The Balkans is a region marked by so much ethnic polemic that I wouldn't be surprised if a member of people X attacked Benson's book as biased towards people Y. However, this strikes me as a very evenhanded account, and Benson writes in a very dispassionate tone. Sometimes with books on the former Yugoslavia by Westerners, one can quickly identify where they spent most of their time during trips to the country, but that's not the case here. One claim that might open him up for criticism from certain directions is that he doesn't believe that Kosovo really mattered to most Serbs until Yugoslavia started to collapse. Rather than something that all Serbs intensely and continually venerated, Kosovo's fate began to interest the ordinary Serb on the street only in the 1980s when things were going south everywhere.
The downside of this history is that it is very much about politicians and economists, and their squabbles. It is hard to get a sense of how ordinary Yugoslavs lived through most of this.
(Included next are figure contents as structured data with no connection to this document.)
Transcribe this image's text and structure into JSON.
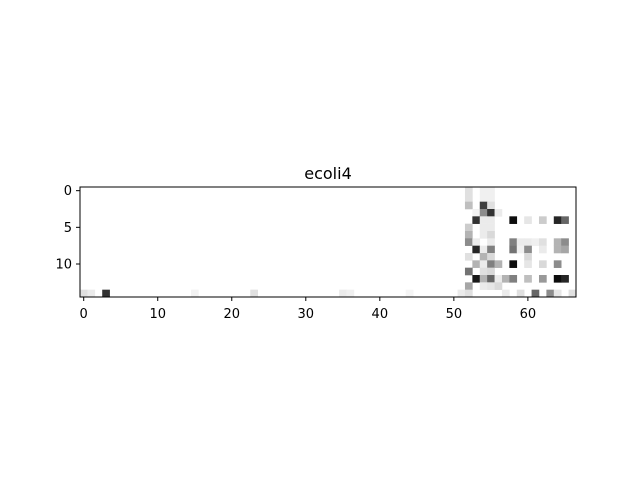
{
  "chart_data": {
    "type": "heatmap",
    "title": "ecoli4",
    "xlabel": "",
    "ylabel": "",
    "colormap": "gray_r",
    "vmin": 0,
    "vmax": 1,
    "n_cols": 67,
    "n_rows": 15,
    "xlim": [
      -0.5,
      66.5
    ],
    "ylim": [
      14.5,
      -0.5
    ],
    "x_ticks": [
      0,
      10,
      20,
      30,
      40,
      50,
      60
    ],
    "y_ticks": [
      0,
      5,
      10
    ],
    "grid": false,
    "background_value": 0,
    "cells": [
      [
        52,
        0,
        0.12
      ],
      [
        54,
        0,
        0.06
      ],
      [
        55,
        0,
        0.06
      ],
      [
        52,
        1,
        0.12
      ],
      [
        54,
        1,
        0.06
      ],
      [
        55,
        1,
        0.06
      ],
      [
        52,
        2,
        0.25
      ],
      [
        54,
        2,
        0.75
      ],
      [
        55,
        2,
        0.12
      ],
      [
        53,
        3,
        0.05
      ],
      [
        54,
        3,
        0.45
      ],
      [
        55,
        3,
        0.8
      ],
      [
        56,
        3,
        0.08
      ],
      [
        53,
        4,
        0.8
      ],
      [
        54,
        4,
        0.08
      ],
      [
        55,
        4,
        0.08
      ],
      [
        58,
        4,
        0.95
      ],
      [
        60,
        4,
        0.1
      ],
      [
        62,
        4,
        0.2
      ],
      [
        64,
        4,
        0.85
      ],
      [
        65,
        4,
        0.6
      ],
      [
        52,
        5,
        0.2
      ],
      [
        54,
        5,
        0.08
      ],
      [
        55,
        5,
        0.08
      ],
      [
        52,
        6,
        0.3
      ],
      [
        54,
        6,
        0.08
      ],
      [
        55,
        6,
        0.15
      ],
      [
        52,
        7,
        0.45
      ],
      [
        53,
        7,
        0.08
      ],
      [
        55,
        7,
        0.08
      ],
      [
        58,
        7,
        0.5
      ],
      [
        59,
        7,
        0.08
      ],
      [
        60,
        7,
        0.08
      ],
      [
        61,
        7,
        0.06
      ],
      [
        62,
        7,
        0.12
      ],
      [
        64,
        7,
        0.3
      ],
      [
        65,
        7,
        0.45
      ],
      [
        53,
        8,
        0.85
      ],
      [
        54,
        8,
        0.08
      ],
      [
        55,
        8,
        0.5
      ],
      [
        58,
        8,
        0.55
      ],
      [
        59,
        8,
        0.06
      ],
      [
        60,
        8,
        0.45
      ],
      [
        62,
        8,
        0.08
      ],
      [
        64,
        8,
        0.3
      ],
      [
        65,
        8,
        0.35
      ],
      [
        52,
        9,
        0.12
      ],
      [
        54,
        9,
        0.3
      ],
      [
        55,
        9,
        0.15
      ],
      [
        60,
        9,
        0.15
      ],
      [
        53,
        10,
        0.3
      ],
      [
        54,
        10,
        0.08
      ],
      [
        55,
        10,
        0.5
      ],
      [
        56,
        10,
        0.3
      ],
      [
        58,
        10,
        0.95
      ],
      [
        60,
        10,
        0.1
      ],
      [
        62,
        10,
        0.15
      ],
      [
        64,
        10,
        0.45
      ],
      [
        52,
        11,
        0.55
      ],
      [
        54,
        11,
        0.12
      ],
      [
        55,
        11,
        0.15
      ],
      [
        53,
        12,
        0.9
      ],
      [
        54,
        12,
        0.3
      ],
      [
        55,
        12,
        0.6
      ],
      [
        56,
        12,
        0.08
      ],
      [
        57,
        12,
        0.3
      ],
      [
        58,
        12,
        0.5
      ],
      [
        60,
        12,
        0.25
      ],
      [
        62,
        12,
        0.4
      ],
      [
        64,
        12,
        0.95
      ],
      [
        65,
        12,
        0.85
      ],
      [
        52,
        13,
        0.35
      ],
      [
        54,
        13,
        0.08
      ],
      [
        55,
        13,
        0.1
      ],
      [
        56,
        13,
        0.15
      ],
      [
        0,
        14,
        0.12
      ],
      [
        1,
        14,
        0.08
      ],
      [
        3,
        14,
        0.8
      ],
      [
        15,
        14,
        0.05
      ],
      [
        23,
        14,
        0.12
      ],
      [
        35,
        14,
        0.08
      ],
      [
        36,
        14,
        0.06
      ],
      [
        44,
        14,
        0.04
      ],
      [
        51,
        14,
        0.08
      ],
      [
        52,
        14,
        0.12
      ],
      [
        57,
        14,
        0.08
      ],
      [
        59,
        14,
        0.12
      ],
      [
        61,
        14,
        0.6
      ],
      [
        63,
        14,
        0.45
      ],
      [
        64,
        14,
        0.1
      ],
      [
        66,
        14,
        0.12
      ]
    ]
  }
}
For me, one of the most fascinating aspects of Yugoslavia is its openness to the world and the relative mobility of its inhabitants -- the country contributed a conspicuous number of young people to the "hippie trail" from Istanbul to Kathmandu, and more mainstream Yugoslav tourists could be encountered as far away as Bali. Yugoslavia's cultural life or even the routine existence of its factory workers, office types, and peasants is never described. Ultimately, the book boils down to dry listings of changes in legislation and which politicians succeeded which.
Benson's 2003 postscript with its prediction of imminent Balkan developments also seems somewhat quaint, inasmuch as he foresaw Albanian uprisings quickly sweeping over Macedonia with further border changes. Well over a decade later, "Greater Albania" never happened and there doesn't even seem great interest in it for the time being. Naturally, we should be grateful for the comparative quiet in this region that has already seen so much conflict.
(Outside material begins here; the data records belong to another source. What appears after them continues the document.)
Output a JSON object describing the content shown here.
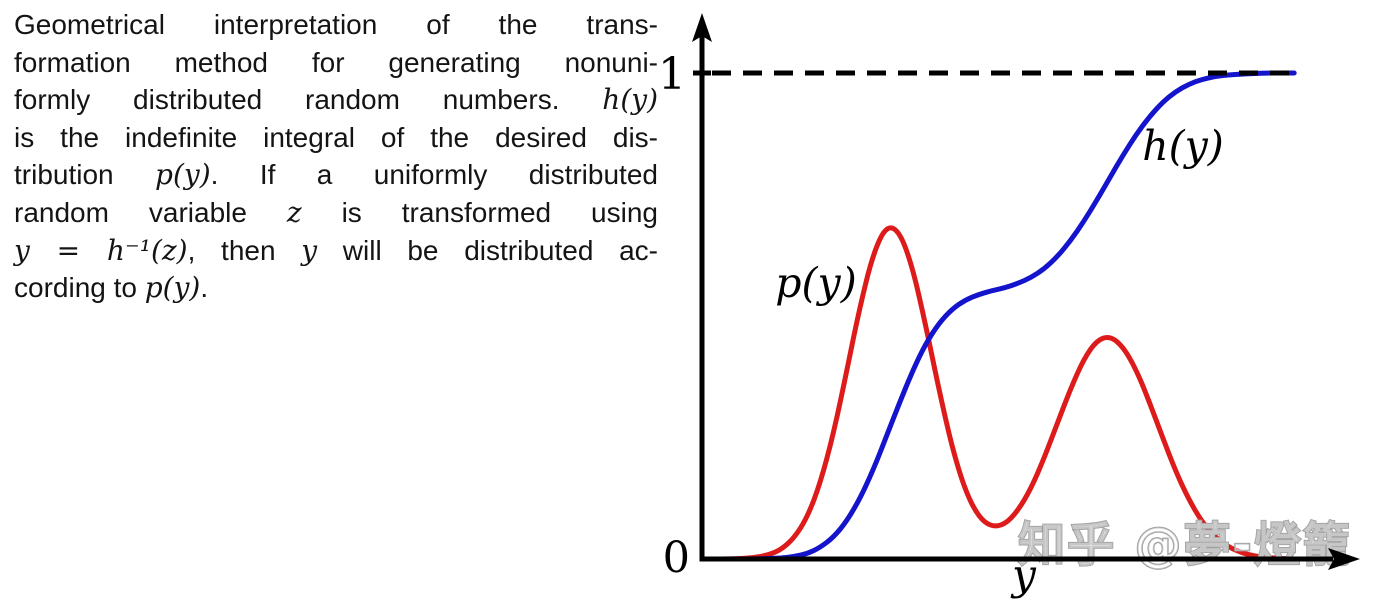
{
  "caption": {
    "lines": [
      "Geometrical interpretation of the trans-",
      "formation method for generating nonuni-",
      "formly distributed random numbers. `h(y)`",
      "is the indefinite integral of the desired dis-",
      "tribution `p(y)`. If a uniformly distributed",
      "random variable `z` is transformed using",
      "`y = h⁻¹(z)`, then `y` will be distributed ac-",
      "cording to `p(y)`."
    ]
  },
  "chart_data": {
    "type": "line",
    "title": "",
    "xlabel": "y",
    "ylabel": "",
    "xlim": [
      0,
      1
    ],
    "ylim": [
      0,
      1
    ],
    "ytick_labels": [
      "0",
      "1"
    ],
    "grid": false,
    "legend_position": "inline-labels",
    "reference_line": {
      "y": 1,
      "style": "dashed",
      "color": "#000000"
    },
    "axis_color": "#000000",
    "x": [
      0,
      0.02,
      0.04,
      0.06,
      0.08,
      0.1,
      0.12,
      0.14,
      0.16,
      0.18,
      0.2,
      0.22,
      0.24,
      0.26,
      0.28,
      0.3,
      0.32,
      0.34,
      0.36,
      0.38,
      0.4,
      0.42,
      0.44,
      0.46,
      0.48,
      0.5,
      0.52,
      0.54,
      0.56,
      0.58,
      0.6,
      0.62,
      0.64,
      0.66,
      0.68,
      0.7,
      0.72,
      0.74,
      0.76,
      0.78,
      0.8,
      0.82,
      0.84,
      0.86,
      0.88,
      0.9
    ],
    "series": [
      {
        "name": "p(y)",
        "color": "#dd1b1b",
        "values": [
          0,
          0,
          0,
          0.001,
          0.003,
          0.008,
          0.019,
          0.043,
          0.086,
          0.157,
          0.259,
          0.387,
          0.519,
          0.628,
          0.686,
          0.675,
          0.6,
          0.481,
          0.349,
          0.23,
          0.141,
          0.087,
          0.066,
          0.071,
          0.099,
          0.145,
          0.208,
          0.279,
          0.35,
          0.411,
          0.45,
          0.459,
          0.437,
          0.389,
          0.323,
          0.25,
          0.18,
          0.122,
          0.076,
          0.045,
          0.025,
          0.013,
          0.006,
          0.003,
          0.001,
          0
        ]
      },
      {
        "name": "h(y)",
        "color": "#1414cc",
        "values": [
          0,
          0,
          0,
          0,
          0,
          0.001,
          0.002,
          0.005,
          0.011,
          0.024,
          0.045,
          0.078,
          0.124,
          0.183,
          0.251,
          0.321,
          0.387,
          0.443,
          0.485,
          0.514,
          0.533,
          0.544,
          0.552,
          0.558,
          0.567,
          0.579,
          0.597,
          0.622,
          0.655,
          0.694,
          0.738,
          0.785,
          0.831,
          0.874,
          0.91,
          0.94,
          0.962,
          0.977,
          0.987,
          0.993,
          0.996,
          0.998,
          0.999,
          1,
          1,
          1
        ]
      }
    ]
  },
  "watermark": {
    "text": "知乎 @夢-燈籠",
    "color": "#9e9e9e"
  }
}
The complexities underlying Balkan history cannot be understated and I'm leaving this book with more of an appreciation for why this region has been plagued with trauma and pain for so many years. That being said, I supplemented with Internet searches - it is certainly dry and the many moving pieces introduced in the first chapters made my head spin! These moving pieces do have a pay-off, however, in setting up the multiple factions that become incredibly relevant as the attempt to unify all of the Balkan states under one banner proceeds.
This was a fascinating and illuminating review of the rise and fall of Yugoslavia in all of it's historical incarnations, up to, and including, the post war atomised client states of the Former Yugoslavia.
The history of Yugoslavia is one of internecine warfare; western assistance and interference, and demagogues of varying degrees of decadence. In order to understand the current Western-made crisis in the Balkans, it is of paramount importance to consider the national calamities which were the result of strategic intent (Western loans to support Tito's self-governing Socialism) and amoral indifference (Badinters' arbitrary concept of sovereignty and national identity).
Whilst the majority of us reading this book will be well-accustomed to the lazy World View that the Eastern Bloc was morally bankrupt and economically moribund, whilst the West was "Free" and all-things to all men, the above book challenges this omnipotent myth. The history of Yugoslavia, demonstrates the reality of Western interference, and indifference after the political and economic ends have been attained. In this context, the book acts as both a blueprint of all Liberal-Democratic interventions, and as a warning to other nations about the price to be paid for wishing to be a part of the EU - NATO sect.
A decent and concise history of Yugoslavia. I personally didn't feel the writing style was all that engaging, more dry and to the high detail that broader overview.